Il y a quatre ans, nous avions démonté un réseau de francisation des kiwis. Des kiwis importés d’Italie étaient vendus comme français. Nous étions face à une fraude organisée dont l’objectif était de tromper sciemment le consommateur. Et puis, vous avez des tromperies plus insidieuses. Le grand classique, c’est la bouteille de vin ou le pot de miel sur lesquels vous trouvez les codes paysagers et culturels français. Cela s’appelle une allégation trompeuse. Le consommateur ne devrait pas avoir à se poser la question. Il y a ce qui est obligatoire, comme l’affichage de l’origine géographique pour les fruits et légumes ou la viande, et ce qui ne l’est pas encore.
« Montrer plus clairement ce qui est fait à partir de produits français »
C’est-à-dire ?
J’avais un problème quand j’étais au ministère de l’Industrie : le « fabriqué en France », c’est la partie industrielle. Donc vous pouvez avoir des produits dont la matière de base est importée, mais le produit qui sort de l’usine est bien fabriqué en France. Je prends l’exemple du coulis de tomate : la tomate est importée en Italie depuis la Chine, mais la cuisson et la mise en boîte sont réalisées en Italie. L’industriel affiche donc que c’est fabriqué en Italie. C’est sur ça qu’il faut progresser : montrer plus clairement ce qui est fait à partir de produits français ou non.
Il faudrait un étiquetage qui détaille d’où vient la matière première utilisée ?
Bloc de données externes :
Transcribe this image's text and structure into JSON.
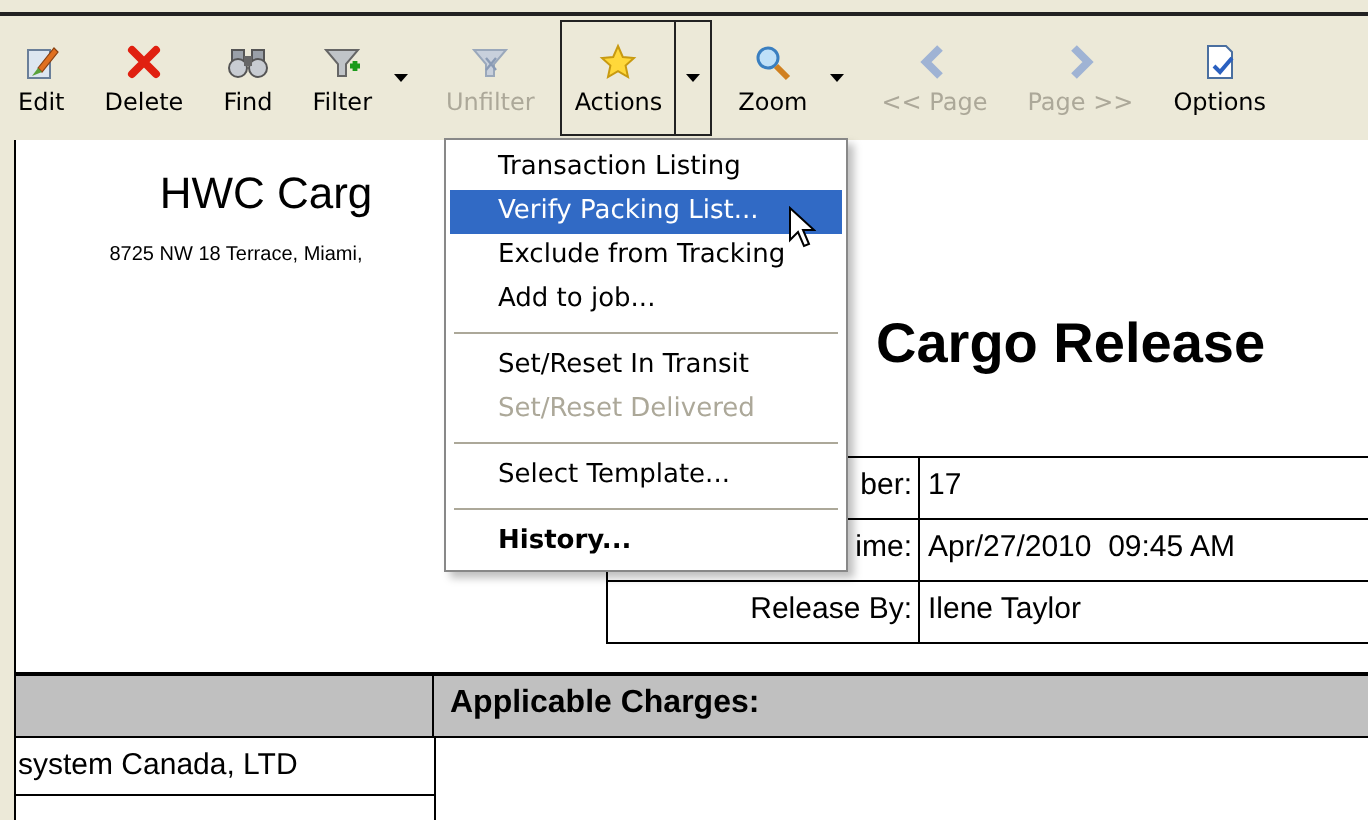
{
  "toolbar": {
    "buttons": [
      {
        "label": "Edit",
        "disabled": false,
        "pressed": false,
        "dropdown": false
      },
      {
        "label": "Delete",
        "disabled": false,
        "pressed": false,
        "dropdown": false
      },
      {
        "label": "Find",
        "disabled": false,
        "pressed": false,
        "dropdown": false
      },
      {
        "label": "Filter",
        "disabled": false,
        "pressed": false,
        "dropdown": true
      },
      {
        "label": "Unfilter",
        "disabled": true,
        "pressed": false,
        "dropdown": false
      },
      {
        "label": "Actions",
        "disabled": false,
        "pressed": true,
        "dropdown": true
      },
      {
        "label": "Zoom",
        "disabled": false,
        "pressed": false,
        "dropdown": true
      },
      {
        "label": "<< Page",
        "disabled": true,
        "pressed": false,
        "dropdown": false
      },
      {
        "label": "Page >>",
        "disabled": true,
        "pressed": false,
        "dropdown": false
      },
      {
        "label": "Options",
        "disabled": false,
        "pressed": false,
        "dropdown": false
      }
    ]
  },
  "menu": {
    "groups": [
      [
        {
          "label": "Transaction Listing",
          "selected": false,
          "disabled": false,
          "default": false
        },
        {
          "label": "Verify Packing List...",
          "selected": true,
          "disabled": false,
          "default": false
        },
        {
          "label": "Exclude from Tracking",
          "selected": false,
          "disabled": false,
          "default": false
        },
        {
          "label": "Add to job...",
          "selected": false,
          "disabled": false,
          "default": false
        }
      ],
      [
        {
          "label": "Set/Reset In Transit",
          "selected": false,
          "disabled": false,
          "default": false
        },
        {
          "label": "Set/Reset Delivered",
          "selected": false,
          "disabled": true,
          "default": false
        }
      ],
      [
        {
          "label": "Select Template...",
          "selected": false,
          "disabled": false,
          "default": false
        }
      ],
      [
        {
          "label": "History...",
          "selected": false,
          "disabled": false,
          "default": true
        }
      ]
    ]
  },
  "document": {
    "company_name": "HWC Carg",
    "address": "8725 NW 18 Terrace, Miami,",
    "title": "Cargo Release",
    "info_rows": [
      {
        "label": "ber:",
        "value": "17"
      },
      {
        "label": "ime:",
        "value": "Apr/27/2010  09:45 AM"
      },
      {
        "label": "Release By:",
        "value": "Ilene Taylor"
      }
    ],
    "charges_header": "Applicable Charges:",
    "left_cell": "system Canada, LTD"
  }
}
Les Français souhaitent plus de transparence sur ce qu’on retrouve dans les plats. Cela suppose de modifier les règles du marché intérieur européen. Avec une complexité à résoudre : est- ce que vous étiquetez selon la valeur du produit, selon le poids ? Dans le nectar d’orange, le principal élément de composition, c’est de l’eau. Mais ce qui intéresse tout le monde, c’est l’orange. Il y a tout un travail à faire. Pour aller plus loin. Je sais que c’est un combat de ma collègue Olivia Grégoire à Bercy.
Vous n’avez pas peur que le Rassemblement national capte la colère agricole ?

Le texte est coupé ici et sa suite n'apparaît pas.